We had a late morning flight booked with Malaysia airlines (RM99 per person, 1-way Kota Kinabalu to Sandakan). This is a short 40-minute hop – the best option for us, since the trip by road goes through mountainous country and takes considerably longer.
If you want to visit mount Kinabalu, however, you’ll need to travel overland.
Where to stay and eat close to the Reserves
We had booked 3 nights at the Sepilok Jungle Resort (€37 per night, including breakfast). I had also prearranged a transfer from the airport to the hotel for RM20 per person. All went smoothly, and we arrived at our destination in the early afternoon.
The Sepilok Jungle Resort was not our first choice. When we were making our bookings 3 weeks earlier, we wanted to stay at the Borneo Nature Lodge, just across the road from the Jungle Resort. However, the Nature Lodge was already fully booked.
If you have the choice, book early and stay at the Borneo Nature Lodge – it’s a little more expensive but much nicer, with wooden chalets.
The accommodation blocks at the Jungle Lodge are old and uninviting from the outside, but functional enough on the inside – some with balconies overlooking the swimming pool (make sure you prebook one of these). The beds are comfortable, but there are no mosquito nets or other insect deterrents, so you’re advised to take your own (dengue fever is no joke).
They clean the rooms and provide fresh towels, water and tea every day, unlike most other places we stayed for a few days. They also have a very pleasant swimming pool you can use at a small charge. Breakfast is a major letdown – the worst we had on our trip (does cold beans on uncooked toast float your boat?). This is served in their restaurant, called the Banana Restaurant: a dark, dingy place which we avoided as much as possible.
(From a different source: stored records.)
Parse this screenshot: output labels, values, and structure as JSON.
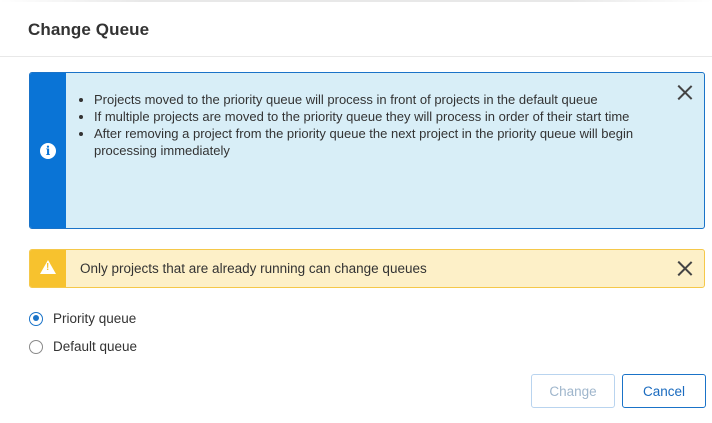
{
  "dialog": {
    "title": "Change Queue"
  },
  "info_alert": {
    "icon": "info-icon",
    "color": "#0a74d6",
    "items": [
      "Projects moved to the priority queue will process in front of projects in the default queue",
      "If multiple projects are moved to the priority queue they will process in order of their start time",
      "After removing a project from the priority queue the next project in the priority queue will begin processing immediately"
    ]
  },
  "warning_alert": {
    "icon": "warning-icon",
    "color": "#f7c22e",
    "text": "Only projects that are already running can change queues"
  },
  "queue_options": {
    "selected": "Priority queue",
    "options": [
      {
        "label": "Priority queue",
        "checked": true
      },
      {
        "label": "Default queue",
        "checked": false
      }
    ]
  },
  "buttons": {
    "change_label": "Change",
    "change_disabled": true,
    "cancel_label": "Cancel"
  }
}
Although the staff are friendly and helpful, the reception area is only open from 9 am to 5 pm, so you need to get any business sorted out within this time frame. The main reason for staying here is the proximity to the Orangutan Rehabilitation Centre and the Nature Reserve.
Although we couldn’t book a room at the Nature Lodge, we did use their restaurant every day. It’s a much nicer place to eat than the only other option – the Banana restaurant in the Jungle Lodge just across the road. The restaurant is not cheap: in fact, at RM98 for a meal for two (with beer), this was the most we paid for a single meal anywhere in Malaysia. The food is ok but not great, with too few Malaysian dishes and too many dubious western options.
The best food we had there was the Renget chicken and Curry chicken – the only slightly spicy choices on the menu. They also have a limited and uninspired selection of fruit juices. Beer is not cheap, and wine is astronomically expensive – RM160 per bottle. However, in Sepilok your eating venues are severely limited, so we just took this one on the chin.
The Borneo Nature Lodge is beautifully situated around a lake, and is well managed and maintained. Guests have individual chalets, and can easily walk to the Nature Reserve and Orangutan Sanctuary. This place seems to attract older, mainly western foreigners. The young budget backpackers are all at the Sepilok Jungle Resort.